How does the bliss point of sugary food works? We interviewed @M_MossC about salt, sugar and fat.

‘We are addicted to sugar’, says journalist Michael Moss. The food industry is under attack and the food debate has intensified. Will it change? We interviewed Michael Moss, author of Salt, Sugar, Fat: How the Food Giants Hooked Us

You visited food scientists that use technology to calculate the ‘bliss point’ of sugary beverages or to enhance the ‘mouthfeel’ of fat by manipulating its chemical structure. Could you explain how the ‘bliss point’ works?

‘For Dr. Pepper, the developer started with 52 different formulations of sweetness, each one slightly different to the other. They invited 3000 consumers to do a taste test, compiled all the data, stuck it into a computer and got their results. The top is the perfect amount of sugar, the bliss point.

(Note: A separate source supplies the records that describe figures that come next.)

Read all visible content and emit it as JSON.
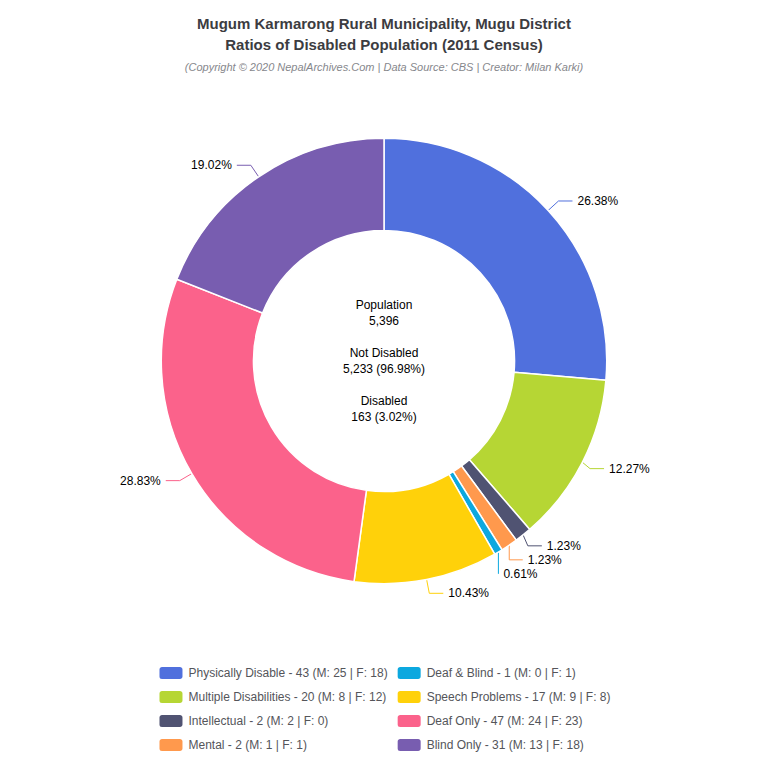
{
  "chart_data": {
    "type": "pie",
    "title": "Mugum Karmarong Rural Municipality, Mugu District\nRatios of Disabled Population (2011 Census)",
    "subtitle": "(Copyright © 2020 NepalArchives.Com | Data Source: CBS | Creator: Milan Karki)",
    "categories": [
      "Physically Disable - 43 (M: 25 | F: 18)",
      "Multiple Disabilities - 20 (M: 8 | F: 12)",
      "Intellectual - 2 (M: 2 | F: 0)",
      "Mental - 2 (M: 1 | F: 1)",
      "Deaf & Blind - 1 (M: 0 | F: 1)",
      "Speech Problems - 17 (M: 9 | F: 8)",
      "Deaf Only - 47 (M: 24 | F: 23)",
      "Blind Only - 31 (M: 13 | F: 18)"
    ],
    "values": [
      26.38,
      12.27,
      1.23,
      1.23,
      0.61,
      10.43,
      28.83,
      19.02
    ],
    "value_labels": [
      "26.38%",
      "12.27%",
      "1.23%",
      "1.23%",
      "0.61%",
      "10.43%",
      "28.83%",
      "19.02%"
    ],
    "data_labels": true,
    "annotations": [
      "Population\n5,396\n\nNot Disabled\n5,233 (96.98%)\n\nDisabled\n163 (3.02%)"
    ],
    "legend": "bottom"
  }
}
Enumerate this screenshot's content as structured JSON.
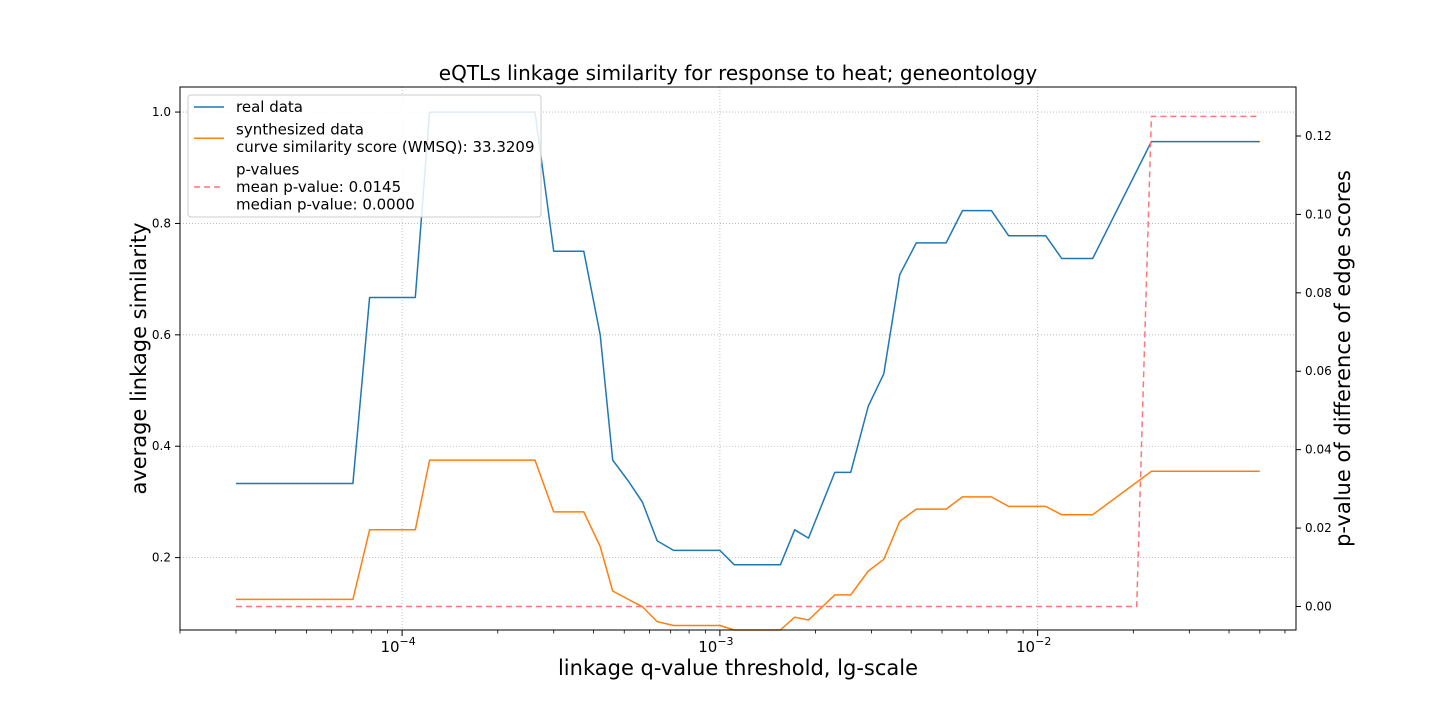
{
  "chart_data": {
    "type": "line",
    "title": "eQTLs linkage similarity for response to heat; geneontology",
    "xlabel": "linkage q-value threshold, lg-scale",
    "ylabel": "average linkage similarity",
    "y2label": "p-value of difference of edge scores",
    "x_scale": "log",
    "xlim": [
      2e-05,
      0.065
    ],
    "ylim": [
      0.07,
      1.045
    ],
    "y2lim": [
      -0.006,
      0.1325
    ],
    "grid": true,
    "legend_placement": "upper left",
    "x_major_ticks": [
      {
        "value": 0.0001,
        "label": "10",
        "exp": "−4"
      },
      {
        "value": 0.001,
        "label": "10",
        "exp": "−3"
      },
      {
        "value": 0.01,
        "label": "10",
        "exp": "−2"
      }
    ],
    "y_ticks": [
      {
        "value": 0.2,
        "label": "0.2"
      },
      {
        "value": 0.4,
        "label": "0.4"
      },
      {
        "value": 0.6,
        "label": "0.6"
      },
      {
        "value": 0.8,
        "label": "0.8"
      },
      {
        "value": 1.0,
        "label": "1.0"
      }
    ],
    "y2_ticks": [
      {
        "value": 0.0,
        "label": "0.00"
      },
      {
        "value": 0.02,
        "label": "0.02"
      },
      {
        "value": 0.04,
        "label": "0.04"
      },
      {
        "value": 0.06,
        "label": "0.06"
      },
      {
        "value": 0.08,
        "label": "0.08"
      },
      {
        "value": 0.1,
        "label": "0.10"
      },
      {
        "value": 0.12,
        "label": "0.12"
      }
    ],
    "legend": [
      {
        "key": "real",
        "lines": [
          "real data"
        ]
      },
      {
        "key": "synth",
        "lines": [
          "synthesized data",
          "curve similarity score (WMSQ): 33.3209"
        ]
      },
      {
        "key": "pval",
        "lines": [
          "p-values",
          "mean p-value: 0.0145",
          "median p-value: 0.0000"
        ]
      }
    ],
    "series": [
      {
        "key": "real",
        "name": "real data",
        "color": "#1f77b4",
        "axis": "left",
        "style": "solid",
        "points": [
          [
            3e-05,
            0.333
          ],
          [
            7e-05,
            0.333
          ],
          [
            7.9e-05,
            0.667
          ],
          [
            0.00011,
            0.667
          ],
          [
            0.000122,
            1.0
          ],
          [
            0.000262,
            1.0
          ],
          [
            0.0003,
            0.75
          ],
          [
            0.000373,
            0.75
          ],
          [
            0.00042,
            0.6
          ],
          [
            0.00046,
            0.375
          ],
          [
            0.000515,
            0.3375
          ],
          [
            0.00057,
            0.3
          ],
          [
            0.000635,
            0.23
          ],
          [
            0.000715,
            0.213
          ],
          [
            0.001,
            0.213
          ],
          [
            0.00111,
            0.187
          ],
          [
            0.00155,
            0.187
          ],
          [
            0.00172,
            0.25
          ],
          [
            0.0019,
            0.235
          ],
          [
            0.0023,
            0.353
          ],
          [
            0.00258,
            0.353
          ],
          [
            0.00293,
            0.472
          ],
          [
            0.00328,
            0.53
          ],
          [
            0.00368,
            0.708
          ],
          [
            0.00415,
            0.765
          ],
          [
            0.00515,
            0.765
          ],
          [
            0.0058,
            0.823
          ],
          [
            0.00715,
            0.823
          ],
          [
            0.0081,
            0.778
          ],
          [
            0.0106,
            0.778
          ],
          [
            0.0119,
            0.737
          ],
          [
            0.0149,
            0.737
          ],
          [
            0.0228,
            0.947
          ],
          [
            0.05,
            0.947
          ]
        ]
      },
      {
        "key": "synth",
        "name": "synthesized data",
        "color": "#ff7f0e",
        "axis": "left",
        "style": "solid",
        "points": [
          [
            3e-05,
            0.125
          ],
          [
            7e-05,
            0.125
          ],
          [
            7.9e-05,
            0.25
          ],
          [
            0.00011,
            0.25
          ],
          [
            0.000122,
            0.375
          ],
          [
            0.000262,
            0.375
          ],
          [
            0.0003,
            0.282
          ],
          [
            0.000373,
            0.282
          ],
          [
            0.00042,
            0.22
          ],
          [
            0.00046,
            0.14
          ],
          [
            0.000515,
            0.125
          ],
          [
            0.00057,
            0.112
          ],
          [
            0.000635,
            0.085
          ],
          [
            0.000715,
            0.078
          ],
          [
            0.001,
            0.078
          ],
          [
            0.00111,
            0.07
          ],
          [
            0.00155,
            0.07
          ],
          [
            0.00172,
            0.093
          ],
          [
            0.0019,
            0.088
          ],
          [
            0.0023,
            0.133
          ],
          [
            0.00258,
            0.133
          ],
          [
            0.00293,
            0.176
          ],
          [
            0.00328,
            0.197
          ],
          [
            0.00368,
            0.265
          ],
          [
            0.00415,
            0.287
          ],
          [
            0.00515,
            0.287
          ],
          [
            0.0058,
            0.309
          ],
          [
            0.00715,
            0.309
          ],
          [
            0.0081,
            0.292
          ],
          [
            0.0106,
            0.292
          ],
          [
            0.0119,
            0.277
          ],
          [
            0.0149,
            0.277
          ],
          [
            0.0228,
            0.355
          ],
          [
            0.05,
            0.355
          ]
        ]
      },
      {
        "key": "pval",
        "name": "p-values",
        "color": "#ff7777",
        "axis": "right",
        "style": "dashed",
        "points": [
          [
            3e-05,
            0.0
          ],
          [
            0.0205,
            0.0
          ],
          [
            0.0228,
            0.125
          ],
          [
            0.05,
            0.125
          ]
        ]
      }
    ]
  }
}
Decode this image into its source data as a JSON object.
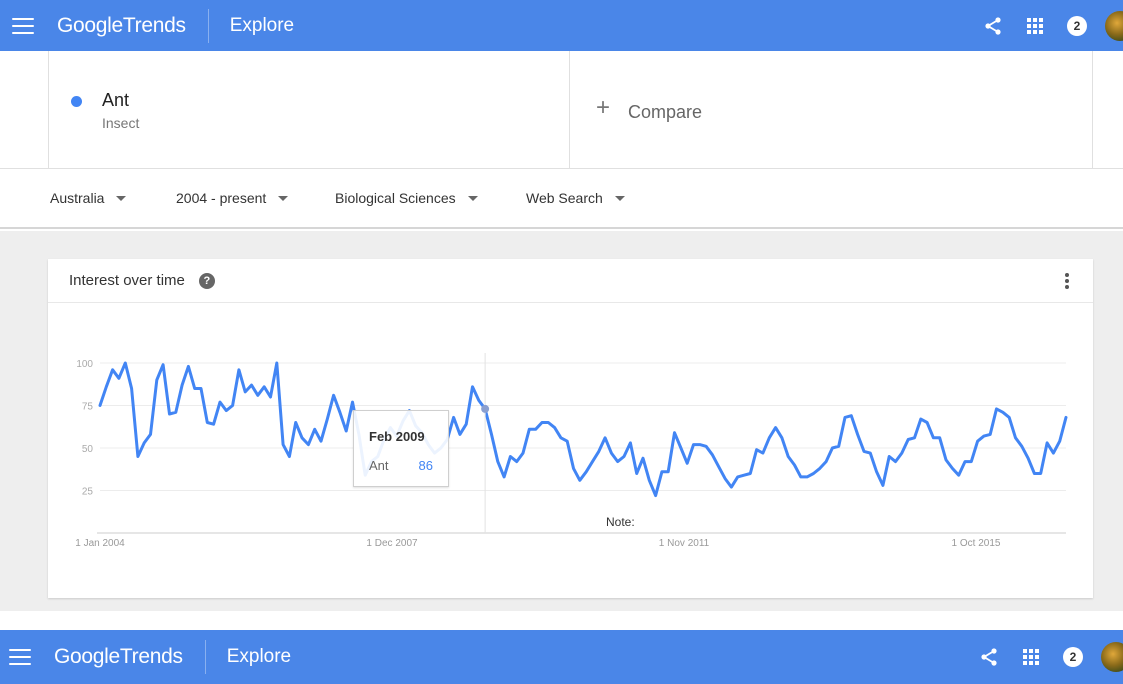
{
  "header": {
    "brand_google": "Google",
    "brand_trends": "Trends",
    "section": "Explore",
    "notification_count": "2"
  },
  "search_term": {
    "name": "Ant",
    "category": "Insect",
    "color": "#4285f4"
  },
  "compare": {
    "label": "Compare",
    "plus": "+"
  },
  "filters": {
    "region": "Australia",
    "time": "2004 - present",
    "category": "Biological Sciences",
    "search_type": "Web Search"
  },
  "card": {
    "title": "Interest over time",
    "help": "?"
  },
  "tooltip": {
    "title": "Feb 2009",
    "series": "Ant",
    "value": "86"
  },
  "note": "Note:",
  "chart_data": {
    "type": "line",
    "x_tick_labels": [
      "1 Jan 2004",
      "1 Dec 2007",
      "1 Nov 2011",
      "1 Oct 2015"
    ],
    "x_range": [
      "Jan 2004",
      "Jun 2017"
    ],
    "ylim": [
      0,
      100
    ],
    "y_ticks": [
      25,
      50,
      75,
      100
    ],
    "grid": true,
    "series": [
      {
        "name": "Ant",
        "color": "#4285f4",
        "values": [
          75,
          86,
          96,
          91,
          100,
          85,
          45,
          53,
          58,
          90,
          99,
          70,
          71,
          87,
          98,
          85,
          85,
          65,
          64,
          77,
          72,
          75,
          96,
          83,
          87,
          81,
          86,
          80,
          100,
          52,
          45,
          65,
          56,
          52,
          61,
          54,
          67,
          81,
          71,
          60,
          77,
          58,
          34,
          42,
          45,
          55,
          62,
          57,
          66,
          72,
          63,
          59,
          52,
          47,
          50,
          55,
          68,
          58,
          64,
          86,
          78,
          73,
          58,
          42,
          33,
          45,
          42,
          47,
          61,
          61,
          65,
          65,
          62,
          56,
          54,
          38,
          31,
          36,
          42,
          48,
          56,
          47,
          42,
          45,
          53,
          35,
          44,
          31,
          22,
          36,
          36,
          59,
          50,
          41,
          52,
          52,
          51,
          46,
          39,
          32,
          27,
          33,
          34,
          35,
          49,
          47,
          56,
          62,
          56,
          45,
          40,
          33,
          33,
          35,
          38,
          42,
          50,
          51,
          68,
          69,
          58,
          48,
          47,
          36,
          28,
          45,
          42,
          47,
          55,
          56,
          67,
          65,
          56,
          56,
          43,
          38,
          34,
          42,
          42,
          54,
          57,
          58,
          73,
          71,
          68,
          56,
          51,
          44,
          35,
          35,
          53,
          47,
          54,
          68
        ]
      }
    ]
  }
}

But nutritionists aren’t concerned whether the industry knows how to perfect the amount of sugar in soda, ice cream or cookies. Instead, they want to know whether these industries have people adding sugar to products that didn’t used to be sweet before. So now bread has sugar and, therefore, a bliss point. Yoghurt can have as much sugar in it as ice cream and half cup serving of pasta sauce can have an equal amount as a couple of Oreo cookies.

It teaches us to expect sweetness in everything we eat. So when we taste the bitterness I broccoli and Brussels sprouts, for example, the things we should be eating lots of, we don’t like it. Now that we’re so used to eating sweet things and so we tend to avoid vegetables.’